FIFA soccer corruption trial kicks off in New York, focus on World Cup bids
NEW YORK — Instead of investing in stadiums and soccer leagues for women and youth, corrupt FIFA officials lined their pockets with money that could have helped expand the sport across the globe, a Brooklyn prosecutor said Tuesday.
A long-running corruption probe surrounding FIFA, the world governing body for soccer, has culminated in a trial that got underway in Brooklyn Federal Court, where TV network executives and a sports marketing company face bribery charges.
In an opening statement, prosecutors said two former 21st Century Fox executives, Hernan Lopez and Carlos Martinez, teamed up with Buenos Aires-based Full Play Group SA to secure lucrative broadcasting rights for South America’s top club tournament, and for inside information about bidding for U.S. broadcast rights for the 2018 and 2022 World Cups.
To get the inside track, the defendants used secret ledgers and coded messages to hide illicit payments.

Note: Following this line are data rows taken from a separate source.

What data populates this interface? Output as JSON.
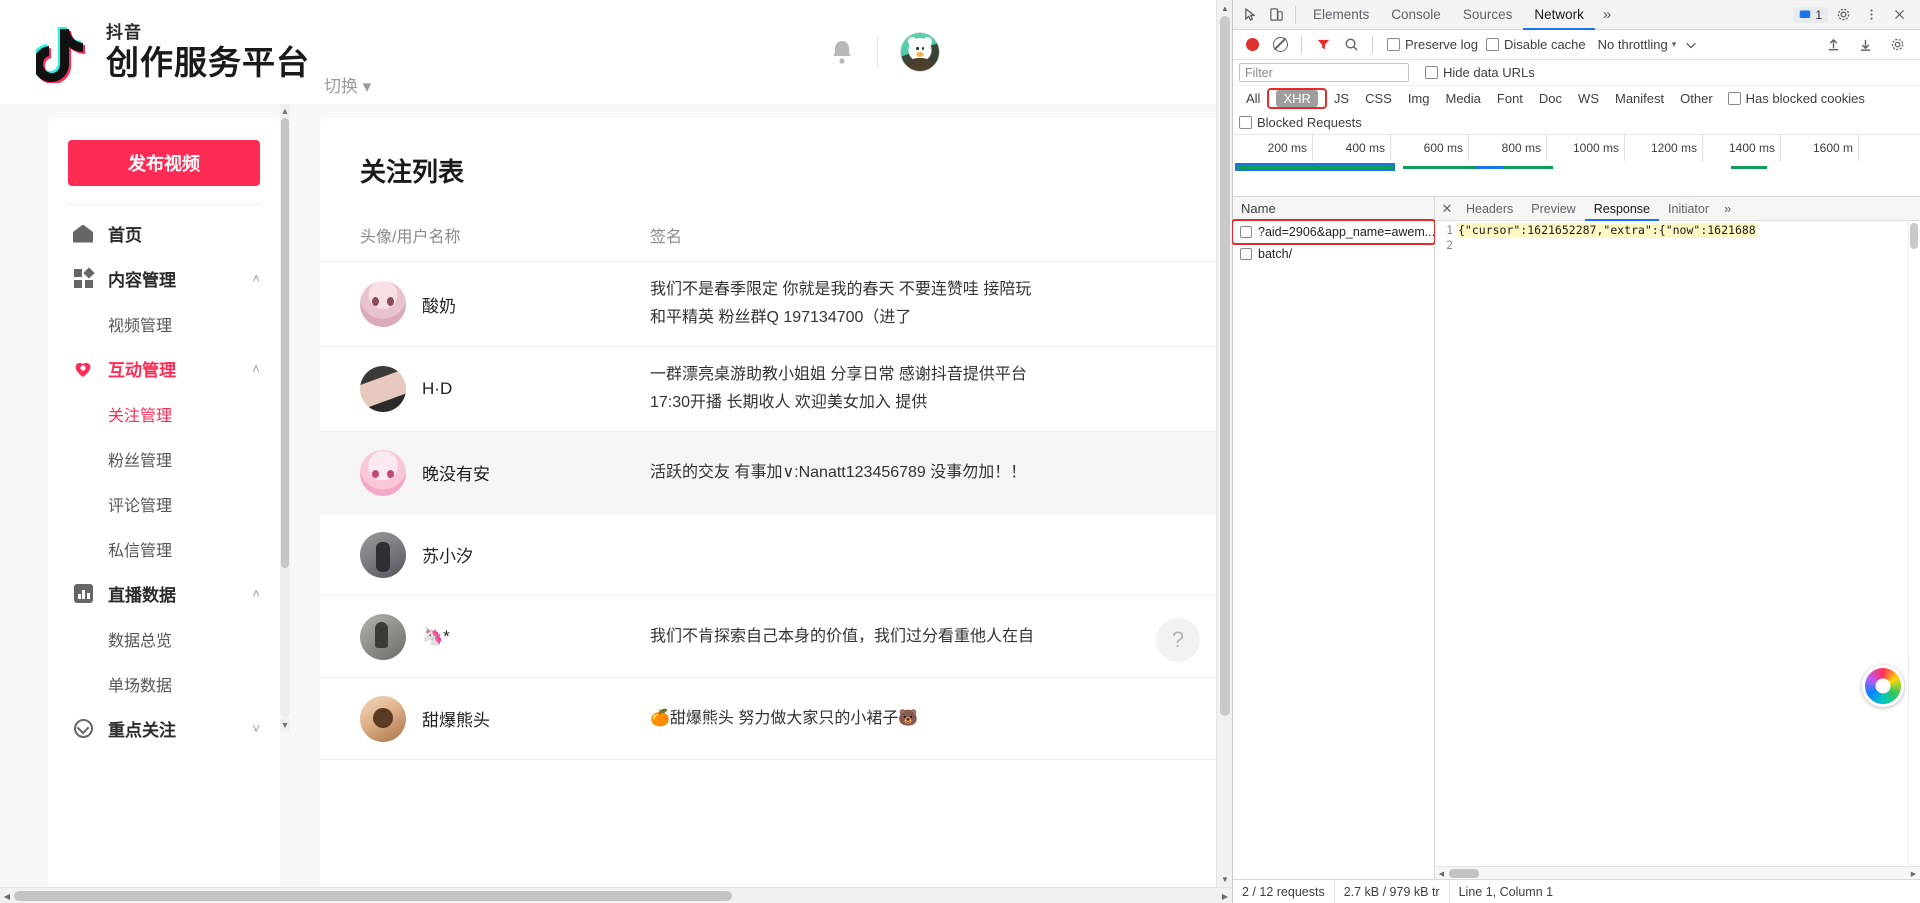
{
  "site": {
    "brand_sub": "抖音",
    "brand_main": "创作服务平台",
    "switch_label": "切换",
    "bell_icon": "bell-icon",
    "avatar_icon": "user-avatar"
  },
  "sidebar": {
    "publish_button": "发布视频",
    "items": [
      {
        "label": "首页",
        "icon": "home-icon",
        "type": "top",
        "expandable": false,
        "active": false
      },
      {
        "label": "内容管理",
        "icon": "grid-icon",
        "type": "top",
        "expandable": true,
        "chevron": "˄",
        "active": false
      },
      {
        "label": "视频管理",
        "type": "sub",
        "active": false
      },
      {
        "label": "互动管理",
        "icon": "heart-icon",
        "type": "top",
        "expandable": true,
        "chevron": "˄",
        "active": true
      },
      {
        "label": "关注管理",
        "type": "sub",
        "active": true
      },
      {
        "label": "粉丝管理",
        "type": "sub",
        "active": false
      },
      {
        "label": "评论管理",
        "type": "sub",
        "active": false
      },
      {
        "label": "私信管理",
        "type": "sub",
        "active": false
      },
      {
        "label": "直播数据",
        "icon": "bar-chart-icon",
        "type": "top",
        "expandable": true,
        "chevron": "˄",
        "active": false
      },
      {
        "label": "数据总览",
        "type": "sub",
        "active": false
      },
      {
        "label": "单场数据",
        "type": "sub",
        "active": false
      },
      {
        "label": "重点关注",
        "icon": "check-circle-icon",
        "type": "top",
        "expandable": true,
        "chevron": "˅",
        "active": false
      }
    ]
  },
  "main": {
    "page_title": "关注列表",
    "columns": {
      "user": "头像/用户名称",
      "signature": "签名"
    },
    "rows": [
      {
        "name": "酸奶",
        "avatar": "av1",
        "signature": "我们不是春季限定 你就是我的春天 不要连赞哇 接陪玩\n和平精英 粉丝群Q 197134700（进了",
        "highlighted": false
      },
      {
        "name": "H·D",
        "avatar": "av2",
        "signature": "一群漂亮桌游助教小姐姐 分享日常 感谢抖音提供平台\n17:30开播 长期收人 欢迎美女加入 提供",
        "highlighted": false
      },
      {
        "name": "晚没有安",
        "avatar": "av3",
        "signature": "活跃的交友 有事加∨:Nanatt123456789 没事勿加！！",
        "highlighted": true
      },
      {
        "name": "苏小汐",
        "avatar": "av4",
        "signature": "",
        "highlighted": false
      },
      {
        "name": "🦄*",
        "avatar": "av5",
        "signature": "我们不肯探索自己本身的价值，我们过分看重他人在自",
        "highlighted": false
      },
      {
        "name": "甜爆熊头",
        "avatar": "av6",
        "signature": "🍊甜爆熊头 努力做大家只的小裙子🐻",
        "highlighted": false
      }
    ],
    "help_button": "?"
  },
  "devtools": {
    "tabs": [
      {
        "label": "Elements",
        "active": false
      },
      {
        "label": "Console",
        "active": false
      },
      {
        "label": "Sources",
        "active": false
      },
      {
        "label": "Network",
        "active": true
      }
    ],
    "more_tabs_icon": "chevron-double-right-icon",
    "inspect_icon": "inspect-element-icon",
    "device_icon": "device-toolbar-icon",
    "issues_count": "1",
    "settings_icon": "gear-icon",
    "kebab_icon": "more-vertical-icon",
    "close_icon": "close-icon",
    "toolbar": {
      "record_icon": "record-stop-icon",
      "clear_icon": "clear-icon",
      "filter_icon": "funnel-icon",
      "search_icon": "search-icon",
      "preserve_log": "Preserve log",
      "disable_cache": "Disable cache",
      "throttling": "No throttling",
      "throttle_caret": "▾",
      "network_conditions_icon": "network-conditions-icon",
      "import_har_icon": "import-har-icon",
      "export_har_icon": "export-har-icon",
      "settings_icon": "settings-gear-icon"
    },
    "filter": {
      "placeholder": "Filter",
      "value": "",
      "hide_data_urls": "Hide data URLs"
    },
    "types": [
      {
        "label": "All",
        "active": false,
        "highlighted": false
      },
      {
        "label": "XHR",
        "active": true,
        "highlighted": true
      },
      {
        "label": "JS",
        "active": false,
        "highlighted": false
      },
      {
        "label": "CSS",
        "active": false,
        "highlighted": false
      },
      {
        "label": "Img",
        "active": false,
        "highlighted": false
      },
      {
        "label": "Media",
        "active": false,
        "highlighted": false
      },
      {
        "label": "Font",
        "active": false,
        "highlighted": false
      },
      {
        "label": "Doc",
        "active": false,
        "highlighted": false
      },
      {
        "label": "WS",
        "active": false,
        "highlighted": false
      },
      {
        "label": "Manifest",
        "active": false,
        "highlighted": false
      },
      {
        "label": "Other",
        "active": false,
        "highlighted": false
      }
    ],
    "has_blocked_cookies": "Has blocked cookies",
    "blocked_requests": "Blocked Requests",
    "timeline_ticks": [
      "200 ms",
      "400 ms",
      "600 ms",
      "800 ms",
      "1000 ms",
      "1200 ms",
      "1400 ms",
      "1600 m"
    ],
    "requests_header": "Name",
    "requests": [
      {
        "name": "?aid=2906&app_name=awem...",
        "selected": true
      },
      {
        "name": "batch/",
        "selected": false
      }
    ],
    "detail_tabs": [
      {
        "label": "Headers",
        "active": false
      },
      {
        "label": "Preview",
        "active": false
      },
      {
        "label": "Response",
        "active": true
      },
      {
        "label": "Initiator",
        "active": false
      }
    ],
    "detail_more_icon": "chevron-double-right-icon",
    "detail_close_icon": "close-icon",
    "response": {
      "line_numbers": [
        "1",
        "2"
      ],
      "lines": [
        "{\"cursor\":1621652287,\"extra\":{\"now\":1621688",
        ""
      ]
    },
    "status": {
      "requests": "2 / 12 requests",
      "transferred": "2.7 kB / 979 kB tr",
      "cursor": "Line 1, Column 1"
    }
  }
}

“This case is about the corruption of international soccer,” prosecutor Victor Zapana told jurors in opening statements. “Everyone won except the game of soccer.”
The scandal known in some circles as FIFA Gate came to light for the first time in May 2015 in the United States, and exposed a scheme of irregular million-dollar payments by sports marketing companies to Latin American soccer leaders.
In exchange, the rights to television broadcasts and promotion in tournaments were granted.
The defendants have pleaded not guilty to charges that include wire fraud and money laundering.